2026
janvier
Design sans titre (20)

Filière automobile : « L’Europe doit cesser sa naïveté »

La filière automobile est au cœur de l’histoire industrielle française, au cœur de la vitalité de nos territoires, au cœur de la souveraineté française et européenne.

Aujourd’hui, nos entreprises font face à de nombreux défis : mutations technologiques, tensions d’approvisionnement, ou encore concurrence internationale d’une intensité inédite. 

Lors d’un débat avec le ministre chargé de l’Industrie, Sébastien Martin, j’ai insisté sur plusieurs enjeux. 

La transformation des chaînes de production exige du pragmatisme. L’assouplissement européen sur l’interdiction des moteurs thermiques en 2035 était nécessaire face à la réalité industrielle et face à la réalité du marché, je m’en félicite.

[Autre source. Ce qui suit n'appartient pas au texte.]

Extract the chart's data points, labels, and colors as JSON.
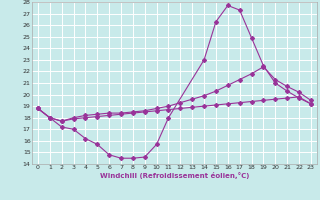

Un immense mouvement de simplification s’impose. La capacité de la France à se réindustrialiser tient pour une part importante à l’allégement des normes et du poids administratif.  Nous devons engager un plan massif de simplification des normes et réduire la fiscalité qui freinent la compétitivité et les investissements.

Un enjeu d’équilibre et de réciprocité. La transition vers le véhicule électrique, connecté et décarboné repose sur des technologies stratégiques : batteries, logiciels, électronique de puissance, intelligence artificielle. Chaque implantation, chaque partenariat, chaque investissement étranger doit contribuer à renforcer notre base technologique, et non à l’affaiblir.

L’Europe doit cesser sa naïveté. Il est temps qu’elle prenne conscience de sa puissance et qu’à ce titre, elle soit en mesure d’imposer ses propres règles. Elle doit cesser d’être le seul marché ouvert au monde quand tous les autres protègent le leur. 

Des mesures de protection. L’industrie automobile fait face à la concurrence déloyale chinoise. Durant ce débat, j’ai relayé auprès du ministre des propositions pour protéger l’industrie française et européenne :

  • Augmenter les droits de douane sur les produits finis et semi-finis chinois ;
  • Imposer des critères de respect des normes sociales et environnementales dans les règles du marché intérieur ;
  • Exiger des importateurs ou constructeurs une part très importante de composants d’origine européenne pour accéder au marché unique sans pénalité ; 
  • Contraindre les entreprises chinoises qui souhaitent installer des usines en Europe à le faire en association avec des industriels européens. C’est la réciprocité de ce que la Chine a imposé aux Occidentaux pendant 40 ans. 

La filière automobile française et européenne possède les talents, les infrastructures et la capacité d’innovation pour réussir sa transformation.  Elle ne pourra le faire que dans une Europe décidée à défendre ses intérêts stratégiques, sans naïveté, et à faire respecter une concurrence saine et loyale.